Peter Fagan arrived in Sydney in 1821 from Ireland. In 1830 he took up a land grant of 40.47ha at Point Clare. In 1836 he purchased 24.28ha of land at West Gosford.
On this farm he built the Red Cow Inn, which became known a short time later as Cooranbean. This building is known today as Henry Kendall Cottage.
The Fagan family made a significant contribution to the local area through their farming, citrus orchard, mail contracts, timber business, and breeding of cattle and champion race horses. They were one of the first to grow oranges in the Gosford area.
Between 1873-1875 the Fagan family cared for and provided employment for the Australian poet Henry Kendall.
Henry Kendall was born at “Kirmington”, Ulladulla, on 18 April 1839. He married Charlotte Rutter in 1868. He arrived in Gosford in poor health in 1873 and was befriended by the Fagan family.

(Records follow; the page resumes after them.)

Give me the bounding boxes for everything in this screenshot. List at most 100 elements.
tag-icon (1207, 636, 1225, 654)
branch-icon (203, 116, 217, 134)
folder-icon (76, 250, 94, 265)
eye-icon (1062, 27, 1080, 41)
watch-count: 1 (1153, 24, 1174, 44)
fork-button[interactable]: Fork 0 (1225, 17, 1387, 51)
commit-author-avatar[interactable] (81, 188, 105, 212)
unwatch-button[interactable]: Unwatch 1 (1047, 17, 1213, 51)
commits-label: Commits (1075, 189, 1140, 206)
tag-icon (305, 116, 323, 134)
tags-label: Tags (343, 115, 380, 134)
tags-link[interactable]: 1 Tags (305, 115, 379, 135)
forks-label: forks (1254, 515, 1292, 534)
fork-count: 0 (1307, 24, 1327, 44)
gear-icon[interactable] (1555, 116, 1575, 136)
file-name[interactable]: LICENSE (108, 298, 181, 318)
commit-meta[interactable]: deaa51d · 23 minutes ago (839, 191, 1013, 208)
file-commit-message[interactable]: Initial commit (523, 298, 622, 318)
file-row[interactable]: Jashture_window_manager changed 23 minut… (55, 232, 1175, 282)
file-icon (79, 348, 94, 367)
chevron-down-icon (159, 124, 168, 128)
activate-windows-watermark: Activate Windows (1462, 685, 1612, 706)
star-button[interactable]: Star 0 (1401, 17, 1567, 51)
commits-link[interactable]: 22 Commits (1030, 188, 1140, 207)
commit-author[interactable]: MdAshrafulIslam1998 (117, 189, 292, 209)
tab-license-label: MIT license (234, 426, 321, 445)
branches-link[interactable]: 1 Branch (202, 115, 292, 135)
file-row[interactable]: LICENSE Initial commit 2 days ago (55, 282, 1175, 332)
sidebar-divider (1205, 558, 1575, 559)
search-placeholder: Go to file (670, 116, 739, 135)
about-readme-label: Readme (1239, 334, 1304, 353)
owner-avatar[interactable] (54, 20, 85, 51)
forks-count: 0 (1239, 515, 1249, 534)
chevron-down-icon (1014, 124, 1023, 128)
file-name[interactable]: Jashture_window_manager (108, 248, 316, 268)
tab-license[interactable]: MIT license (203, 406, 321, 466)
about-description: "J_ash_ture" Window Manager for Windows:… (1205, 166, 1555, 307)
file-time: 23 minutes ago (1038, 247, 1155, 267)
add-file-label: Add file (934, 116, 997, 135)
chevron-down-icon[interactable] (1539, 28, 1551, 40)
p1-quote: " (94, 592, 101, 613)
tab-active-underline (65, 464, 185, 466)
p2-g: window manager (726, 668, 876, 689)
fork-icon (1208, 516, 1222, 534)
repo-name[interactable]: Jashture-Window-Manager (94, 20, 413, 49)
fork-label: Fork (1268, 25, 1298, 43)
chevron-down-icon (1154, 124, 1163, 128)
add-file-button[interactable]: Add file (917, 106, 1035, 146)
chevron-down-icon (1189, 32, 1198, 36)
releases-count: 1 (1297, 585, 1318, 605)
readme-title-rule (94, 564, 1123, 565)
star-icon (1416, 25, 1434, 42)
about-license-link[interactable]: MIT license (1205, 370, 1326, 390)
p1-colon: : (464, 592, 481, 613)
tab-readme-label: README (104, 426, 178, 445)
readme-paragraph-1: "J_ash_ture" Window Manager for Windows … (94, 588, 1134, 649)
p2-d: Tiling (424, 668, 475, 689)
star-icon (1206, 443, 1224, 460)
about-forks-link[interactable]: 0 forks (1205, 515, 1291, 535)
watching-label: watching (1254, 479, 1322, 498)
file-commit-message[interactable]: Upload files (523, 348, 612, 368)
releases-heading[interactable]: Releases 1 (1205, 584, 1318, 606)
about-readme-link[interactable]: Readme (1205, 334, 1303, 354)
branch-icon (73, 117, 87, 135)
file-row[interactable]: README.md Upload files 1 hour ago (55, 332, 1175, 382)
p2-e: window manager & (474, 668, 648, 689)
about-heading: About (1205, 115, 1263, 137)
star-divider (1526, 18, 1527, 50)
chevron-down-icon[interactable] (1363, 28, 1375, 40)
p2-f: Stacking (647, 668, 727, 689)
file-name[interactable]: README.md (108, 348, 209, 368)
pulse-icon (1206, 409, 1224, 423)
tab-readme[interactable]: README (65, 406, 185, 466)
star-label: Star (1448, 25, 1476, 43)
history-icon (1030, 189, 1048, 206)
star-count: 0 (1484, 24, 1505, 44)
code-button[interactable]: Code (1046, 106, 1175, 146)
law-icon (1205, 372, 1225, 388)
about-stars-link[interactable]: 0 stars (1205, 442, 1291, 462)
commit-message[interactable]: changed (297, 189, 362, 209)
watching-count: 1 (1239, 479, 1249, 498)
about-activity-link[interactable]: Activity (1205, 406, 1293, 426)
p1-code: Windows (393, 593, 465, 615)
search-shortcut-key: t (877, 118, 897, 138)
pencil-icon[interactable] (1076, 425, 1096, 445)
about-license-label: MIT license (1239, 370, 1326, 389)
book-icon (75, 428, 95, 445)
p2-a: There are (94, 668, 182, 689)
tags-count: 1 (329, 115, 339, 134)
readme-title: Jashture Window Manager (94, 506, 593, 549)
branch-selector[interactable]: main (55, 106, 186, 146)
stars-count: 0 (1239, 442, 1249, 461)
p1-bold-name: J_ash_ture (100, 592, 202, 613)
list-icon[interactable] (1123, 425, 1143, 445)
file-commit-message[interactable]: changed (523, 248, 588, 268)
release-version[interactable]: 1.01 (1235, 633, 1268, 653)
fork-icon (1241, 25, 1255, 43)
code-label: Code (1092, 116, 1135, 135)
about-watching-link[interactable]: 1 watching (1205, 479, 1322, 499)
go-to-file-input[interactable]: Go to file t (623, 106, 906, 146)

Henry lived and worked with the Fagans while at Gosford. During this time he wrote some of his 300+ poems, including:
- The Last of his Tribe
- Song of the Shingle Splitters
- Names Upon a Stone
Click HERE for Henry Kendall’s entry in the Australian Dictionary of Biography
Members of the Fagan family lived at the cottage until 1920-1921, when Colonel Garnet Adcock purchased it from Mr. Joe Fagan, the last surviving son of Peter Fagan.
The property had not been farmed for some years. Garnet Adcock cleared the land and established a corn or maize crop and a substantial vegetable patch.
Garnet Adcock experimented in the production of perfumes, and he used citrus oil as a base for his perfumes. At first he purchased fruit from the growers and extracted the oil, throwing the fruit away. He later established a company called Fruit and Vegetable By-Products, which became known in 1924 as Jusfrute.
By 1929, the perfumery was forgotten. Garnet Adcock was one of the first in the world to make an emulsion out of oil from the skin of the fruit to use as a flavour for soft drinks. This company was successful for a period of time, but was closed in 1982 due to a lack of fruit in the Gosford district.
The caretaker of Jusfrute lived in the cottage until 1959, when it was purchased by the Brisbane Water Historical Society.
The cottage was built by Peter Fagan, using convict labour, in 1836-1840. The sandstone was hand hewn from the local area. The sandstone blocks are of various shapes and sizes and are held together with a rough mortar of lime, sand and shells. The walls are about 450mm thick. The roof was originally made of oak shingles. The floor was originally compressed soil and covered an area of 79sq m.
The cottage was described by Garnet Adcock as:
…no ‘squares, levels or perpendiculars’ in the place. The walls are two feet thick, but largely rubble and lime-mortar filled. Only the outside walls were roughly dressed stone.
A separate building on the western side consisted of a kitchen, dining room and three bedrooms. The exterior walls were made of stone and the interior of cedar. However, this building burnt down circa 1901.
When the Brisbane Water Historical Society purchased the cottage and surrounding grounds, the cottage housed the Society’s collection.
However, this space became too small and the need for a larger museum became evident. In 1982 Gosford City Council subsidised the erection of a new building to $50,000, or the cost whichever was the lesser.
With the assistance of local businesses and individuals, the Historical Museum was officially opened on 25 September 1983.